[KeithH posted this article in a diary, but I think it's so important for anyone who wants to understand Dean's candidacy, I'm reposting the link with some comments]
The Washington Post published an article today entitled Dean's Unlikely Road to a Major Boost from Labor.
Here's the nut graf:
From the beginning, Dean believed that the SEIU and AFSCME, with their own grass-roots strength and highly diverse memberships, would provide the two most important endorsements he could get, and he worked methodically, from outside and inside, to win their support
Well, it's only unlikely to people who don't know Dean. Dean has an exquisite understanding of the political landscape. He can identify the power centers and bring those power centers into his campaign and, later, into his governing coalition.

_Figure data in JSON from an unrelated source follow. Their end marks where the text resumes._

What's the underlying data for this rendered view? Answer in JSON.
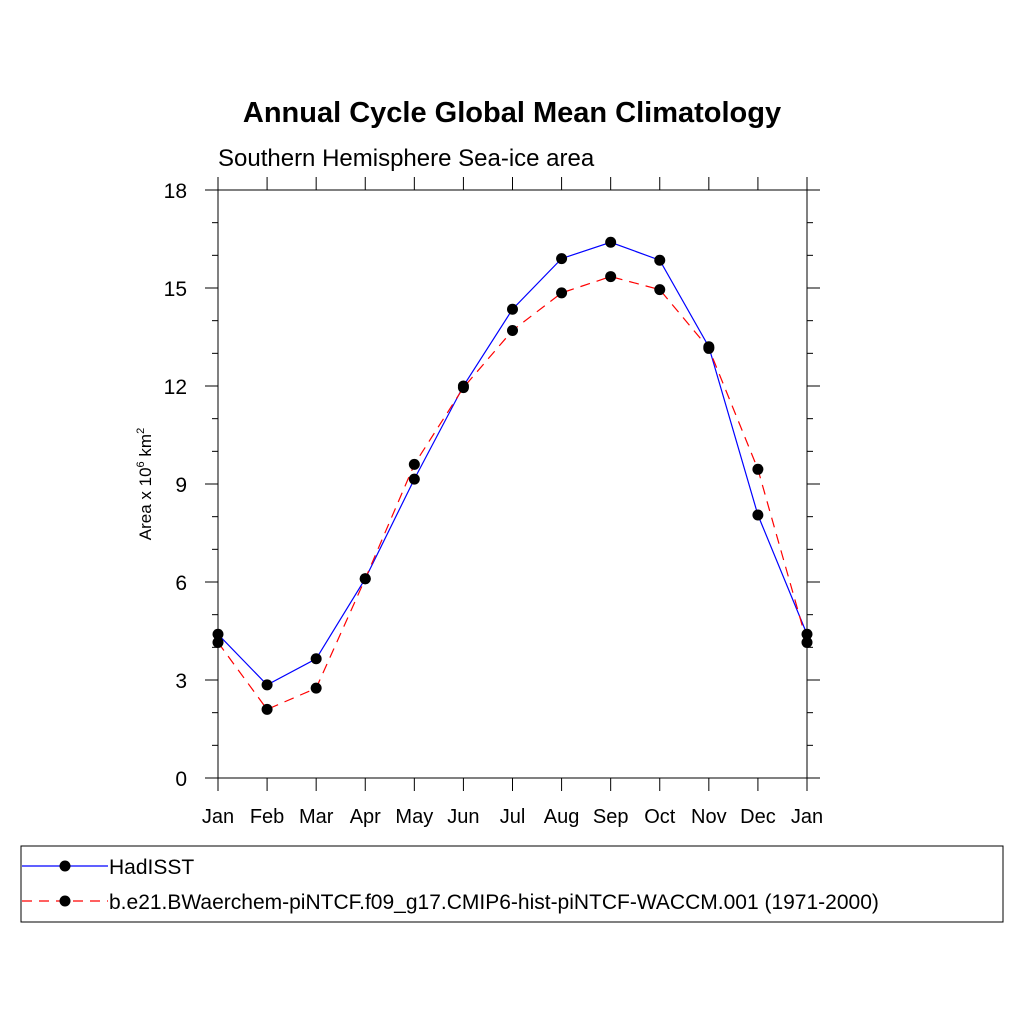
{
  "chart_data": {
    "type": "line",
    "title": "Annual Cycle Global Mean Climatology",
    "subtitle": "Southern Hemisphere Sea-ice area",
    "ylabel": {
      "prefix": "Area x 10",
      "exp1": "6",
      "mid": " km",
      "exp2": "2"
    },
    "xlabel": "",
    "categories": [
      "Jan",
      "Feb",
      "Mar",
      "Apr",
      "May",
      "Jun",
      "Jul",
      "Aug",
      "Sep",
      "Oct",
      "Nov",
      "Dec",
      "Jan"
    ],
    "ylim": [
      0,
      18
    ],
    "yticks": [
      0,
      3,
      6,
      9,
      12,
      15,
      18
    ],
    "grid": false,
    "legend_position": "bottom",
    "series": [
      {
        "name": "HadISST",
        "color": "#0000ff",
        "dash": "solid",
        "marker": "filled-circle",
        "values": [
          4.4,
          2.85,
          3.65,
          6.1,
          9.15,
          12.0,
          14.35,
          15.9,
          16.4,
          15.85,
          13.2,
          8.05,
          4.4
        ]
      },
      {
        "name": "b.e21.BWaerchem-piNTCF.f09_g17.CMIP6-hist-piNTCF-WACCM.001 (1971-2000)",
        "color": "#ff0000",
        "dash": "dashed",
        "marker": "filled-circle",
        "values": [
          4.15,
          2.1,
          2.75,
          6.1,
          9.6,
          11.95,
          13.7,
          14.85,
          15.35,
          14.95,
          13.15,
          9.45,
          4.15
        ]
      }
    ]
  }
}
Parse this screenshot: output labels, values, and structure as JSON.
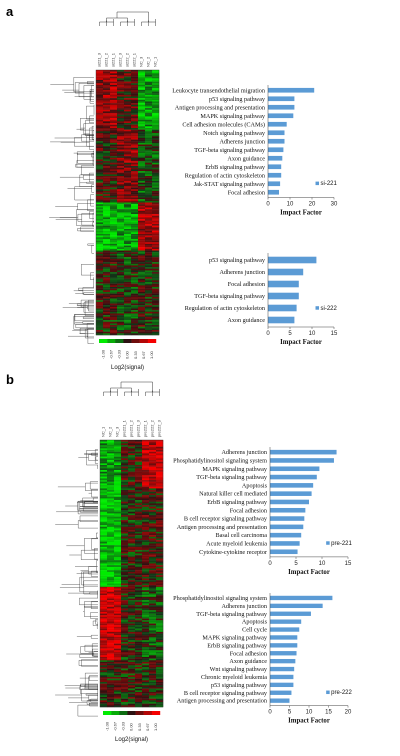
{
  "panels": [
    {
      "label": "a",
      "samples": [
        "si221_3",
        "si221_2",
        "si221_1",
        "si222_3",
        "si222_2",
        "si222_1",
        "NC_3",
        "NC_2",
        "NC_1"
      ],
      "scale": {
        "values": [
          "-1.00",
          "-0.67",
          "-0.33",
          "0.00",
          "0.33",
          "0.67",
          "1.00"
        ],
        "label": "Log2(signal)"
      }
    },
    {
      "label": "b",
      "samples": [
        "NC_1",
        "NC_2",
        "NC_3",
        "pre221_1",
        "pre221_2",
        "pre221_3",
        "pre222_1",
        "pre222_2",
        "pre222_3"
      ],
      "scale": {
        "values": [
          "-1.00",
          "-0.67",
          "-0.33",
          "0.00",
          "0.33",
          "0.67",
          "1.00"
        ],
        "label": "Log2(signal)"
      }
    }
  ],
  "chart_data": [
    {
      "type": "bar",
      "orientation": "horizontal",
      "series": [
        {
          "name": "si-221"
        }
      ],
      "xlabel": "Impact Factor",
      "xlim": [
        0,
        30
      ],
      "xticks": [
        "0",
        "10",
        "20",
        "30"
      ],
      "categories": [
        "Leukocyte transendothelial migration",
        "p53 signaling pathway",
        "Antigen processing and presentation",
        "MAPK signaling pathway",
        "Cell adhesion molecules (CAMs)",
        "Notch signaling pathway",
        "Adherens junction",
        "TGF-beta signaling pathway",
        "Axon guidance",
        "ErbB signaling pathway",
        "Regulation of actin cytoskeleton",
        "Jak-STAT signaling pathway",
        "Focal adhesion"
      ],
      "values": [
        21,
        12,
        12,
        11.5,
        8.5,
        7.5,
        7.5,
        7,
        6.5,
        6,
        6,
        5.5,
        5
      ],
      "color": "#5b9bd5"
    },
    {
      "type": "bar",
      "orientation": "horizontal",
      "series": [
        {
          "name": "si-222"
        }
      ],
      "xlabel": "Impact Factor",
      "xlim": [
        0,
        15
      ],
      "xticks": [
        "0",
        "5",
        "10",
        "15"
      ],
      "categories": [
        "p53 signaling pathway",
        "Adherens junction",
        "Focal adhesion",
        "TGF-beta signaling pathway",
        "Regulation of actin cytoskeleton",
        "Axon guidance"
      ],
      "values": [
        11,
        8,
        7,
        7,
        6.5,
        6
      ],
      "color": "#5b9bd5"
    },
    {
      "type": "bar",
      "orientation": "horizontal",
      "series": [
        {
          "name": "pre-221"
        }
      ],
      "xlabel": "Impact Factor",
      "xlim": [
        0,
        15
      ],
      "xticks": [
        "0",
        "5",
        "10",
        "15"
      ],
      "categories": [
        "Adherens junction",
        "Phosphatidylinositol signaling system",
        "MAPK signaling pathway",
        "TGF-beta signaling pathway",
        "Apoptosis",
        "Natural killer cell mediated",
        "ErbB signaling pathway",
        "Focal adhesion",
        "B cell receptor signaling pathway",
        "Antigen processing and presentation",
        "Basal cell carcinoma",
        "Acute myeloid leukemia",
        "Cytokine-cytokine receptor"
      ],
      "values": [
        12.8,
        12.3,
        9.5,
        9,
        8.3,
        8,
        7.5,
        6.8,
        6.6,
        6.4,
        6,
        5.7,
        5.3
      ],
      "color": "#5b9bd5"
    },
    {
      "type": "bar",
      "orientation": "horizontal",
      "series": [
        {
          "name": "pre-222"
        }
      ],
      "xlabel": "Impact Factor",
      "xlim": [
        0,
        20
      ],
      "xticks": [
        "0",
        "5",
        "10",
        "15",
        "20"
      ],
      "categories": [
        "Phosphatidylinositol signaling system",
        "Adherens junction",
        "TGF-beta signaling pathway",
        "Apoptosis",
        "Cell cycle",
        "MAPK signaling pathway",
        "ErbB signaling pathway",
        "Focal adhesion",
        "Axon guidance",
        "Wnt signaling pathway",
        "Chronic myeloid leukemia",
        "p53 signaling pathway",
        "B cell receptor signaling pathway",
        "Antigen processing and presentation"
      ],
      "values": [
        16,
        13.5,
        10.5,
        8,
        7.5,
        7,
        7,
        6.8,
        6.5,
        6.2,
        6,
        6,
        5.5,
        5
      ],
      "color": "#5b9bd5"
    }
  ]
}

John McClaughery, one of Dean's gubernatorial opponents, recently said, "He has a knack of finding where the political capital is stored, and then he grabs it." This is, BY FAR, the most important skill in politics, and Dean has it in spades. This article is a good example of why Dean is such a formidable candidate, and people underestimate him at their peril. I remember telling DHinMI that he shouldn't discount Dean's chances at the service unions because Dean is a master at this kind of politics. Like him or not, support him or not, he's the real deal.
This article in the premier political newspaper in the country will go a very long way to discount any feeling that Dean is a quirky outsider. Safire can rant all he wants about Clinton conspiracies, but stories like this one are much better illustrations of what primary politics are all about.